The funny thing is that, when I gave the script to some male politicians, they said: You know, it’s really more sexist than this, you should go deeper.” It gave me legitimacy.
[RMA] Your film has been called ‘feminist’ and ‘female-centric’. This might also cause certain people to avoid watching it.
[Chloé] The fact that I have three female characters raises questions, whereas if a man would have three male characters no one would even take notice. There is a lot of sexism, even in the film industry. In interviews I always have to talk about the fact that I am a ‘female director’. But being confronted with these issues myself is also a reason for me to keep on making films. I want to raise questions.
[RMA] Besides beautiful, your actors also look intelligent.
[Chloé] I’m glad you think they look intelligent because that was one of the main criteria for the casting. They have a great interior life. I wanted three women that had different personalities but who, at the same time, shared a similar inner sensibility. You can feel that they relate to each other because of that.
[RMA] I was very impressed with Felix’ [Nathalie Doummar] singing.
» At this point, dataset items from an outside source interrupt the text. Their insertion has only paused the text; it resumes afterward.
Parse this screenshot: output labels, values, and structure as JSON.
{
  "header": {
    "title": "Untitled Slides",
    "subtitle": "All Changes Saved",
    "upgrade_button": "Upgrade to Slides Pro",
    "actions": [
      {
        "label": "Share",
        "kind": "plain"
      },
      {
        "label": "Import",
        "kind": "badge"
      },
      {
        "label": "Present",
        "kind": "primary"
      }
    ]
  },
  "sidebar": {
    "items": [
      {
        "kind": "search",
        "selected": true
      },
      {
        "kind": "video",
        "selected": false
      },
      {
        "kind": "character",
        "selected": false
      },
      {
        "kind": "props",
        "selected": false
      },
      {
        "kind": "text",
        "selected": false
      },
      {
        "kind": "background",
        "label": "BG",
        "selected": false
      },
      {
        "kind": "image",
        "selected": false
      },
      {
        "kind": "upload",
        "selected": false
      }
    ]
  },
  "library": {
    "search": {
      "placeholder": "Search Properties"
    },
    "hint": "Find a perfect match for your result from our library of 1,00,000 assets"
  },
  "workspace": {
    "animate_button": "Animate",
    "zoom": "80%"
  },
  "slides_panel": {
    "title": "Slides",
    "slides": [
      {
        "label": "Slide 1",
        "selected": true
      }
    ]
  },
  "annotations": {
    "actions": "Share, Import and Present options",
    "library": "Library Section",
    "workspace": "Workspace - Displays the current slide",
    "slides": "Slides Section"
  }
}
[Chloé] In the script she was supposed to do hip-hop and ‘be funny’. But a few weeks before shooting she invited me to an event she organized to raise money for Syrian refugees. Here she suddenly started singing. The song was by Anne Sylvestre and it was so beautiful that I asked her to sing that instead. We did it in one take.
[RMA] The film says it is based on true events.
[Chloé] It is more a way of saying that, although we watch fiction, we are still watching reality because women are confronted with situations comparable to the characters in Pays all the time.
But there are also other issues the film refers to. There is a mining industry in Quebec and we let companies take our resources. The film is also criticizing the attitude of Canadian mining industries in Argentina and Chili.